Without access to TSMC, many companies have pivoted their production back to Mainland China, turning to domestic foundries like industry leader SMIC. But that solution creates its own significant problems. First, U.S. sanctions have capped SMIC's capabilities at around 7 nanometer technology – several generations behind TSMC, which has already begun producing 2 nanometer chips. This means companies like Iluvatar will lack the ability to manufacture upgraded products even as their design capabilities improve and potentially catch up with U.S. peers.
Making matters worse, SMIC has limited capacity to produce 7 nanometer chips due to its inability to purchase additional advanced manufacturing equipment. This forces Chinese chipmakers into fierce competition for the foundry's scarce manufacturing slots. Those slots typically go to larger, more established players like Huawei, leaving smaller firms struggling for access and often forced to seek alternatives elsewhere.
Losses Mounting
Given their relatively tiny revenue base combined with the enormous costs of designing and producing chips, it's hardly surprising that Iluvatar and its peers have yet to turn profits. In the first half of this year, Iluvatar posted a net loss of 609 million yuan – nearly double its revenue for the period.

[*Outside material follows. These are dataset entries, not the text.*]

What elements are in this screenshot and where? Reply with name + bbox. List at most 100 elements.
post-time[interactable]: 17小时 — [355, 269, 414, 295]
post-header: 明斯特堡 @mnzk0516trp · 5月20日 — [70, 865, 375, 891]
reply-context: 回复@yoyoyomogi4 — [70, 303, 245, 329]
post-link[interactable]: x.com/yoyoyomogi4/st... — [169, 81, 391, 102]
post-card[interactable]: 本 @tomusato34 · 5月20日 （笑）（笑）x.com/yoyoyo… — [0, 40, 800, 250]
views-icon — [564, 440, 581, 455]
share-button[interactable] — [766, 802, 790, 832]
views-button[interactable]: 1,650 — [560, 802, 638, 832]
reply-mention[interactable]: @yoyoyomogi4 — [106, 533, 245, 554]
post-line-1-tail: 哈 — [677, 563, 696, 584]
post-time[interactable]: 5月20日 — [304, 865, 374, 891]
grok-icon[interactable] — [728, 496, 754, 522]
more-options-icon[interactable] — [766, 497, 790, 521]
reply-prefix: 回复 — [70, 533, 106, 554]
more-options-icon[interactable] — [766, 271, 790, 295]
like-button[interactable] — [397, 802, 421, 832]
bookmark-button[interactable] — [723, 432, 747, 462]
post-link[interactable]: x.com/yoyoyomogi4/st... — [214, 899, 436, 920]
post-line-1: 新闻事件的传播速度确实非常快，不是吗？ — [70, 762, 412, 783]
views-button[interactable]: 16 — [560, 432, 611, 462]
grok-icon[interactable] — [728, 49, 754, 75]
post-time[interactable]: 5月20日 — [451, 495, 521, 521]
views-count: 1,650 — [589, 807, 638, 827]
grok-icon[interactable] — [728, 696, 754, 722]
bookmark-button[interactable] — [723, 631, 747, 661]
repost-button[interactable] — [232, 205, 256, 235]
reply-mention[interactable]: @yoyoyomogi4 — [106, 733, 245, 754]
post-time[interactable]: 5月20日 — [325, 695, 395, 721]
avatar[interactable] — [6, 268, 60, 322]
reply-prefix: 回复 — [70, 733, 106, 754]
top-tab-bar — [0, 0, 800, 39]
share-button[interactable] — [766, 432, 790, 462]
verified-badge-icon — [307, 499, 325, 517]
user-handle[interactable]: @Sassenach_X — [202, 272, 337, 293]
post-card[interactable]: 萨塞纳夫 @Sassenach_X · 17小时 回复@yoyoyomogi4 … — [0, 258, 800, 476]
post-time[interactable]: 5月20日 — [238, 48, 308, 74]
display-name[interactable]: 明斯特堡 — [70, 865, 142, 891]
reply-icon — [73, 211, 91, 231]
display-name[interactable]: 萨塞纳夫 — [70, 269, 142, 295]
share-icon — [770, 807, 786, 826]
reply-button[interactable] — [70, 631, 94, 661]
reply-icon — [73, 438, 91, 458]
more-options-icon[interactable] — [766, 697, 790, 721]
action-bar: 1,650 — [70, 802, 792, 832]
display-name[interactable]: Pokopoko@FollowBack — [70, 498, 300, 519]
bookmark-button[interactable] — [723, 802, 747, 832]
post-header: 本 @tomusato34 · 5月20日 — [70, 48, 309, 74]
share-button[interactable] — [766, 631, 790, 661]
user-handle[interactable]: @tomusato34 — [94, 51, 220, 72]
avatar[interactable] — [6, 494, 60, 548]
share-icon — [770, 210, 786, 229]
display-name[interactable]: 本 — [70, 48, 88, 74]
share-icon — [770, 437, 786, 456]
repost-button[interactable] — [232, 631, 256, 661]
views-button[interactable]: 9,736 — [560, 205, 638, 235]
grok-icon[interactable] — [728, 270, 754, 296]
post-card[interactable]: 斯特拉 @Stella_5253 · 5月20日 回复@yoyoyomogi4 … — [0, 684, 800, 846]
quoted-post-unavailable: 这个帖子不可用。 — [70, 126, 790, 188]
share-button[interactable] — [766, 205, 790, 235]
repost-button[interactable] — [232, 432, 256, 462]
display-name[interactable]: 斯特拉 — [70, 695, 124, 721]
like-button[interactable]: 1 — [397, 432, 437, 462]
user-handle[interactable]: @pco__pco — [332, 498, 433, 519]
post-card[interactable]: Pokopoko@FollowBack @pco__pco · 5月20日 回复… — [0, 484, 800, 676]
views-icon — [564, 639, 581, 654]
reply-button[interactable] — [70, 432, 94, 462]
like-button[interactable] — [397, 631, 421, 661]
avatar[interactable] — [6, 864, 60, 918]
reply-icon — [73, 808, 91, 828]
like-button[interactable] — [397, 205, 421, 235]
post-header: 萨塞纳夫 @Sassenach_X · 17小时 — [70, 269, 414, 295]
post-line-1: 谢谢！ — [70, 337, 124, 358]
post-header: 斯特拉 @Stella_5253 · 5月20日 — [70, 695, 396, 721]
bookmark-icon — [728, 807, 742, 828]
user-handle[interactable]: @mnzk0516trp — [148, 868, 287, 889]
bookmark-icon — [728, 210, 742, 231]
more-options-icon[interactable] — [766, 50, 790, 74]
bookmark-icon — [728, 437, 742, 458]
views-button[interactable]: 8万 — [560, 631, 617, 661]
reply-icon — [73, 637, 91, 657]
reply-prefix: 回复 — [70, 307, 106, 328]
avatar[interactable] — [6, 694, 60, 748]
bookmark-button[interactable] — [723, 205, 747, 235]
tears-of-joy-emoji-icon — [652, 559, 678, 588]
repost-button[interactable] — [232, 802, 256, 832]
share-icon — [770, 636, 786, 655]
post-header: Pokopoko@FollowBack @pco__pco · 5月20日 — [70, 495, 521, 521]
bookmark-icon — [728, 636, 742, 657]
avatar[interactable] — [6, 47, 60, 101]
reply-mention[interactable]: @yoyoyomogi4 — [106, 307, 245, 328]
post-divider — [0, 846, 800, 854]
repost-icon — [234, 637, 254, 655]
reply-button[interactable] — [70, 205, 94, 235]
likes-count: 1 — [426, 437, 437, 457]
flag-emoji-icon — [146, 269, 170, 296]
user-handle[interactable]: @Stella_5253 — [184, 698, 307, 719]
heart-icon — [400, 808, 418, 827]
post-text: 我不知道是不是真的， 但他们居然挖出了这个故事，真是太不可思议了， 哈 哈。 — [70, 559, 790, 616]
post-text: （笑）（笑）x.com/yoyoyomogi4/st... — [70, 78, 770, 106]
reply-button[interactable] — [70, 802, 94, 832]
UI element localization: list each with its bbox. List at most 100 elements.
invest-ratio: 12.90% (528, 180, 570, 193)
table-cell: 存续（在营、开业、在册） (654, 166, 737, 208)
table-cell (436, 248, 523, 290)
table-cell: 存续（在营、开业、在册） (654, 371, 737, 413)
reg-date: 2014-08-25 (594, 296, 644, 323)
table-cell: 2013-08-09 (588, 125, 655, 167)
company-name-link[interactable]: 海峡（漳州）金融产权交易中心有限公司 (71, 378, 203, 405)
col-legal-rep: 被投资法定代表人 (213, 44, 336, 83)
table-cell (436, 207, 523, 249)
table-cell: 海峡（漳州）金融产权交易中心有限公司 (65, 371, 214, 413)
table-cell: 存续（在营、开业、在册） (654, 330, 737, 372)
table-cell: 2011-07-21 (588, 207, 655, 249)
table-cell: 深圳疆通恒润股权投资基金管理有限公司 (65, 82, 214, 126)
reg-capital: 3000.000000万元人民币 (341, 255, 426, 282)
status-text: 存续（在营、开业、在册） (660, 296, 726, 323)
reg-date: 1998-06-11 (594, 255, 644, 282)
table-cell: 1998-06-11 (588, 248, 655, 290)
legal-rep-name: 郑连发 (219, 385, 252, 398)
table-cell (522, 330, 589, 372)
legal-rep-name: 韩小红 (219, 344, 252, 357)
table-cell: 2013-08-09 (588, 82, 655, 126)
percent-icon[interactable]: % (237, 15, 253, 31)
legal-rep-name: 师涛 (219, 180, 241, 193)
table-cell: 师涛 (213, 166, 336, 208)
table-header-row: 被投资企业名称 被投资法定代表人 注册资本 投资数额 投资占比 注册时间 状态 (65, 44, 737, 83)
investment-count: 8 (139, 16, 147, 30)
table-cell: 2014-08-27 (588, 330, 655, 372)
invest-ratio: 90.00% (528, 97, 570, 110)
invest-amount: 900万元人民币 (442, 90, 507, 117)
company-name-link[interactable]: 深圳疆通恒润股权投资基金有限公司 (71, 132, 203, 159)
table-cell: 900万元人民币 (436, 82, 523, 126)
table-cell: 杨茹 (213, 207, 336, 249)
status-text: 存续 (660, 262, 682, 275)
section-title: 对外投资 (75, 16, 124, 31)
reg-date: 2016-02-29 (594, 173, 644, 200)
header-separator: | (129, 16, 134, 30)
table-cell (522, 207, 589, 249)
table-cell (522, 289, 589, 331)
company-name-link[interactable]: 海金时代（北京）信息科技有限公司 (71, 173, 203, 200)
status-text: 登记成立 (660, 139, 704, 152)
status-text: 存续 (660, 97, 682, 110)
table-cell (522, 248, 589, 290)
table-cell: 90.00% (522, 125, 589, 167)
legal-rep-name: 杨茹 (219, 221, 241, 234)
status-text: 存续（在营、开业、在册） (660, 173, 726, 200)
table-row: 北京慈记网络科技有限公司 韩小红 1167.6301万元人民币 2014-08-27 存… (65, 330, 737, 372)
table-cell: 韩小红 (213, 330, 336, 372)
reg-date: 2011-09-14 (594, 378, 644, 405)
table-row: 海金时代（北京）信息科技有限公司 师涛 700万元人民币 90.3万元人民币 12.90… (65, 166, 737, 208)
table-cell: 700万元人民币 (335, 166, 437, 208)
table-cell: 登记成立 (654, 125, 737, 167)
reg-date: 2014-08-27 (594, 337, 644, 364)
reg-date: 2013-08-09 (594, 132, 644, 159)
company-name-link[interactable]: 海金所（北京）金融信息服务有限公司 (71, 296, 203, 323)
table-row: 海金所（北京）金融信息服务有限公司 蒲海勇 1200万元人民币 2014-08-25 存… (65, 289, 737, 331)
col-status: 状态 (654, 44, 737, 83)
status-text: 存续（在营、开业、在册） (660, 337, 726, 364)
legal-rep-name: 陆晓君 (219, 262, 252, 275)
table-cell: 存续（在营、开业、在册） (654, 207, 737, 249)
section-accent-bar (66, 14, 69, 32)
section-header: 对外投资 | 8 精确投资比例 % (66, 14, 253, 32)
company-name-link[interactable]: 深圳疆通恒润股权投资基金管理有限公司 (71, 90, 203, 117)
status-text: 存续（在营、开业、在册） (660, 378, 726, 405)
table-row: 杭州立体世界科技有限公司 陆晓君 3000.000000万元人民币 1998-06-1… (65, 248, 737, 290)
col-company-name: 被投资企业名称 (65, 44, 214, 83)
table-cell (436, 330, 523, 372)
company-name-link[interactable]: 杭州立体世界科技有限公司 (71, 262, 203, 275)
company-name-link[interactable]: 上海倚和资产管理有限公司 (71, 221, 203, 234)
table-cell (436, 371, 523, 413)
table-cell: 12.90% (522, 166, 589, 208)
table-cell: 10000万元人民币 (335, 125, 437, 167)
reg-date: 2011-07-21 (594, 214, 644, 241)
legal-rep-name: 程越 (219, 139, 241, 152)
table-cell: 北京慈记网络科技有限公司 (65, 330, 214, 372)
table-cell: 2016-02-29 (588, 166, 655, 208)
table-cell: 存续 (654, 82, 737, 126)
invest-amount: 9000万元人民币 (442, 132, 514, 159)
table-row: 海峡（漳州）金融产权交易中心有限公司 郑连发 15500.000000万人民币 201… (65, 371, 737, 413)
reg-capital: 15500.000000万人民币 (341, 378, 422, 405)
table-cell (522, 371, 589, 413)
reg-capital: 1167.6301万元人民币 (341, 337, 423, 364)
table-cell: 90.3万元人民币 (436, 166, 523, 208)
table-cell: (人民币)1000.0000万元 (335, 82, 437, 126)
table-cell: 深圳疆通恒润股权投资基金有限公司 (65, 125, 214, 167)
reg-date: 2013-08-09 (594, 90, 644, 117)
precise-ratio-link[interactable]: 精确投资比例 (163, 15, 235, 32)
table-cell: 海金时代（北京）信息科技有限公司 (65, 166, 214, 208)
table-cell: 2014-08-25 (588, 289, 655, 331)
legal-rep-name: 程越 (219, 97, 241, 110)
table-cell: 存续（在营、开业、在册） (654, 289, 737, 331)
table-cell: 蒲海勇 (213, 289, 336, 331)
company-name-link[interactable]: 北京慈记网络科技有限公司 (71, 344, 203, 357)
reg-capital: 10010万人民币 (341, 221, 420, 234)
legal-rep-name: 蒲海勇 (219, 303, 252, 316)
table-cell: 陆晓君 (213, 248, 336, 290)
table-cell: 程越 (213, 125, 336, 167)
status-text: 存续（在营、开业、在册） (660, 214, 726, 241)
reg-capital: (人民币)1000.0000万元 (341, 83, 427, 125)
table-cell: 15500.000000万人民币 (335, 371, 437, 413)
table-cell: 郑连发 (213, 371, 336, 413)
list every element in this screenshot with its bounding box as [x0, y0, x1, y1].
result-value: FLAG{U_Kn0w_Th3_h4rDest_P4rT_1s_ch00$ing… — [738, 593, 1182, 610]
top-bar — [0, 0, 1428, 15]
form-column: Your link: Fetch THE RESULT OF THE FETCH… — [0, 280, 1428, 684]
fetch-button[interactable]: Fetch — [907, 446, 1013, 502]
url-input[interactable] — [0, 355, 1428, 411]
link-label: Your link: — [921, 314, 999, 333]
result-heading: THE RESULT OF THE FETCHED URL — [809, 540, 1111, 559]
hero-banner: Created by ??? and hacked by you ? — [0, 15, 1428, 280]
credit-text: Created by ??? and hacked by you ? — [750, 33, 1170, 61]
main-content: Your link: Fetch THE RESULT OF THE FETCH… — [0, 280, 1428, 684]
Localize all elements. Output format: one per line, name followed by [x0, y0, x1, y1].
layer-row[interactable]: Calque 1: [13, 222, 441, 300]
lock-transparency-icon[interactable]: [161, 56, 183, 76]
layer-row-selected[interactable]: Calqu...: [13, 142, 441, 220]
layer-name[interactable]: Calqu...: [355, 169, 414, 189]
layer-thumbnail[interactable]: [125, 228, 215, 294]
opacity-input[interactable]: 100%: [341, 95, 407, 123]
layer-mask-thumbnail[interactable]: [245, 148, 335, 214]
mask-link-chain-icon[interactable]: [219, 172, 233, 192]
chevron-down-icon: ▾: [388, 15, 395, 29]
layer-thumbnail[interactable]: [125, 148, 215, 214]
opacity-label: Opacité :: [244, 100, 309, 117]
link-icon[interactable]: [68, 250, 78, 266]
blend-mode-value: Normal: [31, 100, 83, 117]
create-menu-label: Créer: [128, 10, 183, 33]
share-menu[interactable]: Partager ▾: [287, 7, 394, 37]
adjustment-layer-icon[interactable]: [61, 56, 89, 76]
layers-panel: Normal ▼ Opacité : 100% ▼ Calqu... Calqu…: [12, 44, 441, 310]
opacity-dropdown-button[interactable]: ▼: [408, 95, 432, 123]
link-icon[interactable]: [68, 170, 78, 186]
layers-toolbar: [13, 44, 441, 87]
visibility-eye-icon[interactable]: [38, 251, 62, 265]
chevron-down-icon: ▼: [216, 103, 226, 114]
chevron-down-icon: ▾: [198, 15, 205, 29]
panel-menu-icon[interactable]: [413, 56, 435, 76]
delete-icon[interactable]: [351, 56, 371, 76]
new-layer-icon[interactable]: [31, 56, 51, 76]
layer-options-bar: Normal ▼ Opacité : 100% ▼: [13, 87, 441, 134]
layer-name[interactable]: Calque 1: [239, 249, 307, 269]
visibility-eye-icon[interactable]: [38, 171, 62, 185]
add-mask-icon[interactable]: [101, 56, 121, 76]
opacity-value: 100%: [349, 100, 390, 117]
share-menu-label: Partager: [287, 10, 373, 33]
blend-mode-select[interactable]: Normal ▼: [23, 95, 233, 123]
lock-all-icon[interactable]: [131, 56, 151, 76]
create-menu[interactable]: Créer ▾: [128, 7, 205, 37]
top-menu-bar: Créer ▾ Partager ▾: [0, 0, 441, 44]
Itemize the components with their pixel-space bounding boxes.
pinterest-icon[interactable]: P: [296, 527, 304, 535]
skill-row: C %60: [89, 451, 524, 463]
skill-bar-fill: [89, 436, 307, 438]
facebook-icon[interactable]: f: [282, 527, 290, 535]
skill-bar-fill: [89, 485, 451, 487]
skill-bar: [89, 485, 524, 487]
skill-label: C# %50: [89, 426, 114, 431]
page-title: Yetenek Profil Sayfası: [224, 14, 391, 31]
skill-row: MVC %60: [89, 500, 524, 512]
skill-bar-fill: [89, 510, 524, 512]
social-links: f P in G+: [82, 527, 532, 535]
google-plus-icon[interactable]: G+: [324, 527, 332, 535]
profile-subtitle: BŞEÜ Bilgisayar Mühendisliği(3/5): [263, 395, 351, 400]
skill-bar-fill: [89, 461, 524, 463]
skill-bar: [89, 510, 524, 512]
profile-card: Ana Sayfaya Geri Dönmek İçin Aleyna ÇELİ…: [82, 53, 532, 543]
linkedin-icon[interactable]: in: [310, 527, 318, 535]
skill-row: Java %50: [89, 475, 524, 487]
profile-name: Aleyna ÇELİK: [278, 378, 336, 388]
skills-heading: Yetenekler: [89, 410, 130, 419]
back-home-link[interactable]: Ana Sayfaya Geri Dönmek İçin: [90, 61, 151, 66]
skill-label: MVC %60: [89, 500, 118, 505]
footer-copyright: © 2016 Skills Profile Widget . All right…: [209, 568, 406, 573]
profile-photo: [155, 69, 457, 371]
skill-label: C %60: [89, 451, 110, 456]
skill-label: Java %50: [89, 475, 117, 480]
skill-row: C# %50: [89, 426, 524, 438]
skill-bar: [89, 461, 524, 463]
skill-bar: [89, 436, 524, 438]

Still, the potential upside for investors betting on Chinese GPU stocks is undeniably compelling. Chinese demand for AI chips is massive and expanding rapidly. Iluvatar cites third-party research in its prospectus forecasting the market will reach 898.1 billion yuan by 2029, quadruple the 217.5 billion yuan in 2024.
More importantly for domestic players, locally made general purpose GPU products are expected to capture over 50% of that market by 2029, up from 17.4% last year and just 8.3% in 2022. Beijing will almost certainly continue supporting domestic GPU makers through various channels, including direct financial subsidies and policy measures that effectively carve out protected segments of the market.
A Crowded Field
However, as investors contemplate the massive potential upside, they should also recognize the intensely fierce competition building in this market. Beyond the names already mentioned, Iluvatar and its peers face more formidable rivals in companies like Huawei, along with mid-tier players such as Cambricon (688256.SH) and Hygon (688041.SH).
These larger competitors enjoy multiple advantages. They command priority access to SMIC's limited manufacturing capacity. They lead in technology and product development. And they possess far deeper financial resources to weather the inevitable storms ahead.
There are signs of a chip bubble building here, one that seems destined to burst within the next five to 10 years. But for the moment, that's almost beside the point. Right now, shares of all the new names like Iluvatar seem likely to perform well initially, snapped up eagerly by investors hunting for substantial short-term gains. Whether those gains prove sustainable is another question entirely.